I'm assuming such a conversion is done somewhere at the compiler anyway. After all, the finally block is essentially higher level functionality on top of catch. try a(); finally b(); is pretty much the same as

Throwable temp;
try a();
catch (Throwable th) temp = th;
try b();
catch (Throwable th)
{   // Not sure how exception chaining really works but it'd be done here
    th.next = temp;
    temp = th;
}
if(temp) throw temp;

On Sunday, 6 July 2025 at 23:53:54 UTC, Timon Gehr wrote:

I'd say nothrow de-facto has this meaning (per Walter's intention), and catching Error is currently @system, although only implied by documentation and not enforced by the compiler.

So I take it opend changed that, being okay with the breaking change? Because @safe constructors of structs containing fields with @system destructors will now raise a safety error even with nothrow.

Indeed, I tried enabling it by default in my original PR but it broke certain Fiber tests, and there were some (legitemate) doubts about multi-threaded programs and interfering with debuggers so that's still todo.

Specifically related to stack unwinding. The logic "throw Error() should consistently run all cleanup code because a null dereference just segfaults and that sucks" escapes me, but:

That tracks. I guess the confusion came from two discussions happening at once: doubling down on throw Error() and doubling down on abort() on error.

Some people in this thread argue that code should be Exception safe even in the case of an index out of bounds error. If that's the case, the throw / nothrow distinction seems completely redundant. Imagine the author of a library you use writes this:

mutex.lock();
arr[i]++;
mutex.unlock();

Instead of this:

mutex.lock();
scope(exit) mutex.unlock();
arr[i]++;

The idea that best-case Errors (caught right before UB) function just like Exceptions breaks down. nothrow is useless if you don't want anyone to write different code based on its presence/absence, right?

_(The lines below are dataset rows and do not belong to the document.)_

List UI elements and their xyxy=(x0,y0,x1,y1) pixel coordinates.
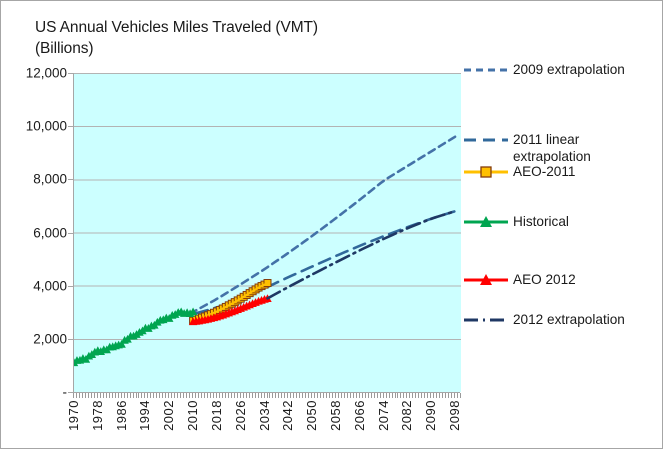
x-tick-mark xyxy=(192,393,193,398)
x-tick-mark xyxy=(216,393,217,398)
plot-svg xyxy=(74,73,461,392)
x-tick-mark xyxy=(91,393,92,398)
x-tick-label: 2002 xyxy=(161,400,176,431)
x-tick-mark xyxy=(141,393,142,398)
x-tick-mark xyxy=(115,393,116,398)
x-tick-mark xyxy=(290,393,291,398)
x-tick-mark xyxy=(421,393,422,398)
x-tick-mark xyxy=(136,393,137,398)
x-tick-mark xyxy=(133,393,134,398)
x-tick-label: 2050 xyxy=(304,400,319,431)
x-tick-mark xyxy=(240,393,241,398)
x-tick-mark xyxy=(377,393,378,398)
x-tick-mark xyxy=(356,393,357,398)
x-tick-mark xyxy=(118,393,119,398)
x-tick-mark xyxy=(433,393,434,398)
x-tick-mark xyxy=(457,393,458,398)
x-tick-mark xyxy=(168,393,169,398)
x-tick-mark xyxy=(249,393,250,398)
x-tick-label: 2018 xyxy=(209,400,224,431)
x-tick-mark xyxy=(317,393,318,398)
legend-item[interactable]: 2009 extrapolation xyxy=(463,61,661,78)
x-tick-mark xyxy=(213,393,214,398)
x-tick-mark xyxy=(284,393,285,398)
legend-label: AEO 2012 xyxy=(513,271,576,288)
legend-swatch-icon xyxy=(463,272,509,288)
x-tick-label: 2066 xyxy=(352,400,367,431)
legend-swatch-icon xyxy=(463,214,509,230)
legend-label: 2009 extrapolation xyxy=(513,61,625,78)
x-tick-mark xyxy=(97,393,98,398)
y-tick-label: 10,000 xyxy=(1,119,67,134)
legend-item[interactable]: Historical xyxy=(463,213,661,230)
x-tick-mark xyxy=(225,393,226,398)
x-tick-mark xyxy=(335,393,336,398)
x-tick-mark xyxy=(281,393,282,398)
x-tick-mark xyxy=(267,393,268,398)
x-tick-mark xyxy=(165,393,166,398)
x-tick-mark xyxy=(82,393,83,398)
x-tick-mark xyxy=(412,393,413,398)
x-tick-mark xyxy=(138,393,139,398)
y-tick-label: 8,000 xyxy=(1,172,67,187)
x-tick-mark xyxy=(430,393,431,398)
legend-item[interactable]: AEO 2012 xyxy=(463,271,661,288)
x-tick-mark xyxy=(153,393,154,398)
x-tick-mark xyxy=(293,393,294,398)
x-tick-mark xyxy=(186,393,187,398)
x-tick-mark xyxy=(112,393,113,398)
x-tick-mark xyxy=(323,393,324,398)
x-tick-mark xyxy=(261,393,262,398)
legend-swatch-icon xyxy=(463,164,509,180)
x-tick-mark xyxy=(76,393,77,398)
x-tick-mark xyxy=(320,393,321,398)
x-tick-mark xyxy=(264,393,265,398)
x-tick-mark xyxy=(252,393,253,398)
x-tick-label: 2042 xyxy=(280,400,295,431)
vmt-chart: US Annual Vehicles Miles Traveled (VMT) … xyxy=(0,0,663,449)
x-tick-mark xyxy=(246,393,247,398)
legend-label: AEO-2011 xyxy=(513,163,575,180)
x-tick-mark xyxy=(368,393,369,398)
y-tick-label: 12,000 xyxy=(1,66,67,81)
x-tick-mark xyxy=(130,393,131,398)
x-tick-mark xyxy=(406,393,407,398)
x-tick-mark xyxy=(329,393,330,398)
series-historical xyxy=(74,307,197,366)
x-tick-mark xyxy=(234,393,235,398)
x-tick-label: 2010 xyxy=(185,400,200,431)
x-tick-mark xyxy=(314,393,315,398)
x-tick-mark xyxy=(305,393,306,398)
legend-swatch-icon xyxy=(463,62,509,78)
x-tick-mark xyxy=(418,393,419,398)
x-tick-mark xyxy=(397,393,398,398)
x-tick-label: 2098 xyxy=(447,400,462,431)
x-tick-mark xyxy=(427,393,428,398)
x-axis-tick-marks xyxy=(73,393,460,399)
x-tick-mark xyxy=(106,393,107,398)
legend-label: 2011 linear extrapolation xyxy=(513,131,591,165)
x-tick-mark xyxy=(386,393,387,398)
x-tick-mark xyxy=(94,393,95,398)
x-tick-label: 2026 xyxy=(233,400,248,431)
x-tick-mark xyxy=(442,393,443,398)
x-tick-mark xyxy=(198,393,199,398)
x-tick-mark xyxy=(445,393,446,398)
x-tick-mark xyxy=(296,393,297,398)
x-tick-mark xyxy=(409,393,410,398)
x-tick-mark xyxy=(287,393,288,398)
x-tick-mark xyxy=(424,393,425,398)
x-tick-mark xyxy=(460,393,461,398)
x-tick-mark xyxy=(88,393,89,398)
y-tick-label: 2,000 xyxy=(1,331,67,346)
x-tick-mark xyxy=(302,393,303,398)
x-tick-mark xyxy=(326,393,327,398)
x-tick-mark xyxy=(278,393,279,398)
x-tick-mark xyxy=(150,393,151,398)
x-tick-mark xyxy=(183,393,184,398)
x-tick-mark xyxy=(222,393,223,398)
x-tick-mark xyxy=(204,393,205,398)
y-tick-label: 4,000 xyxy=(1,278,67,293)
x-tick-mark xyxy=(237,393,238,398)
x-tick-mark xyxy=(350,393,351,398)
x-tick-mark xyxy=(389,393,390,398)
x-tick-mark xyxy=(400,393,401,398)
x-tick-mark xyxy=(127,393,128,398)
x-tick-label: 2058 xyxy=(328,400,343,431)
legend-label: Historical xyxy=(513,213,569,230)
x-tick-mark xyxy=(371,393,372,398)
x-tick-label: 1986 xyxy=(114,400,129,431)
x-tick-label: 2074 xyxy=(376,400,391,431)
x-tick-mark xyxy=(103,393,104,398)
x-tick-mark xyxy=(347,393,348,398)
x-tick-label: 2082 xyxy=(399,400,414,431)
x-tick-mark xyxy=(100,393,101,398)
x-tick-label: 1970 xyxy=(66,400,81,431)
x-tick-mark xyxy=(180,393,181,398)
x-tick-mark xyxy=(201,393,202,398)
x-tick-mark xyxy=(171,393,172,398)
x-tick-mark xyxy=(353,393,354,398)
chart-legend: 2009 extrapolation2011 linear extrapolat… xyxy=(463,53,661,353)
x-tick-mark xyxy=(272,393,273,398)
x-tick-mark xyxy=(219,393,220,398)
x-tick-label: 2090 xyxy=(423,400,438,431)
x-tick-mark xyxy=(380,393,381,398)
y-tick-label: - xyxy=(1,385,67,400)
x-tick-mark xyxy=(362,393,363,398)
x-tick-mark xyxy=(147,393,148,398)
x-tick-mark xyxy=(243,393,244,398)
x-tick-mark xyxy=(395,393,396,398)
x-tick-label: 1978 xyxy=(90,400,105,431)
x-tick-mark xyxy=(124,393,125,398)
x-tick-mark xyxy=(79,393,80,398)
x-tick-mark xyxy=(451,393,452,398)
legend-item[interactable]: AEO-2011 xyxy=(463,163,661,180)
x-tick-mark xyxy=(341,393,342,398)
x-tick-mark xyxy=(332,393,333,398)
x-tick-mark xyxy=(383,393,384,398)
series-line xyxy=(268,211,456,298)
x-tick-mark xyxy=(365,393,366,398)
x-tick-mark xyxy=(162,393,163,398)
x-tick-mark xyxy=(344,393,345,398)
x-tick-mark xyxy=(258,393,259,398)
x-tick-mark xyxy=(159,393,160,398)
x-tick-mark xyxy=(439,393,440,398)
x-tick-mark xyxy=(156,393,157,398)
x-tick-mark xyxy=(189,393,190,398)
legend-swatch-icon xyxy=(463,312,509,328)
x-tick-mark xyxy=(85,393,86,398)
x-tick-mark xyxy=(311,393,312,398)
x-tick-mark xyxy=(228,393,229,398)
x-tick-mark xyxy=(338,393,339,398)
legend-label: 2012 extrapolation xyxy=(513,311,625,328)
chart-title: US Annual Vehicles Miles Traveled (VMT) … xyxy=(35,17,455,59)
series-aeo-2012 xyxy=(189,294,272,325)
x-tick-mark xyxy=(454,393,455,398)
series-2012-extrapolation xyxy=(268,211,456,298)
x-tick-mark xyxy=(269,393,270,398)
x-tick-label: 2034 xyxy=(257,400,272,431)
x-tick-mark xyxy=(207,393,208,398)
x-tick-mark xyxy=(144,393,145,398)
series-layer xyxy=(74,137,455,366)
legend-swatch-icon xyxy=(463,132,509,148)
x-tick-mark xyxy=(403,393,404,398)
x-tick-label: 1994 xyxy=(137,400,152,431)
x-tick-mark xyxy=(121,393,122,398)
x-tick-mark xyxy=(177,393,178,398)
x-tick-mark xyxy=(210,393,211,398)
x-tick-mark xyxy=(275,393,276,398)
x-tick-mark xyxy=(436,393,437,398)
x-tick-mark xyxy=(73,393,74,398)
x-tick-mark xyxy=(299,393,300,398)
y-axis: 12,00010,0008,0006,0004,0002,000- xyxy=(1,1,67,450)
legend-item[interactable]: 2011 linear extrapolation xyxy=(463,131,661,165)
x-tick-mark xyxy=(255,393,256,398)
x-tick-mark xyxy=(359,393,360,398)
x-tick-mark xyxy=(415,393,416,398)
x-tick-mark xyxy=(392,393,393,398)
x-axis-labels: 1970197819861994200220102018202620342042… xyxy=(73,400,460,448)
x-tick-mark xyxy=(195,393,196,398)
plot-area xyxy=(73,73,461,392)
x-tick-mark xyxy=(374,393,375,398)
x-tick-mark xyxy=(448,393,449,398)
x-tick-mark xyxy=(308,393,309,398)
y-tick-label: 6,000 xyxy=(1,225,67,240)
x-tick-mark xyxy=(231,393,232,398)
legend-item[interactable]: 2012 extrapolation xyxy=(463,311,661,328)
x-tick-mark xyxy=(109,393,110,398)
x-tick-mark xyxy=(174,393,175,398)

While I can't say I have the numbers to prove that its performance is important to me, I currently like the idea that scope(exit)/destructors are a zero-cost abstraction when Exceptions are absent. Having in the back in the mind that it would be more efficient to manually write free() at the end of my function instead of using safe scoped destruction might just (irrationally) haunt me 😜.

I'd usually agree wholeheartedly, but in this situation it's "correctness after something incorrect has already happened" vs. "performance of the correct case" which is more nuanced.

On Tuesday, 8 July 2025 at 10:47:52 UTC, Richard (Rikki) Andrew Cattermole wrote:

Whether a function is nothrow affects whether a call expression 'can throw'

https://github.com/dlang/dmd/blob/9610da2443ec4ed3aeed060783e07f76287ae397/compiler/src/dmd/canthrow.d#L131-L139

Which affects whether a statement 'can throw'

https://github.com/dlang/dmd/blob/9610da2443ec4ed3aeed060783e07f76287ae397/compiler/src/dmd/blockexit.d#L101C23-L101C31

And when a 'try' statement can only fall through or halt, then a (try A; finally B) gets transformed into (A; B). When the try statement 'can throw' this doesn't happen.

https://github.com/dlang/dmd/blob/9610da2443ec4ed3aeed060783e07f76287ae397/compiler/src/dmd/statementsem.d#L3421-L3432

Through that path, nothrow produceds better generated code, which you can easily verify by looking at assembler output of:

void f();
void testA() {try {f();} finally {f();}}

void g() nothrow;
void testB() {try {g();} finally {g();}}

I have no idea what this distinction is supposed to say, but "there is no nothrow specific optimizations taking place" is either false or pedantic about words.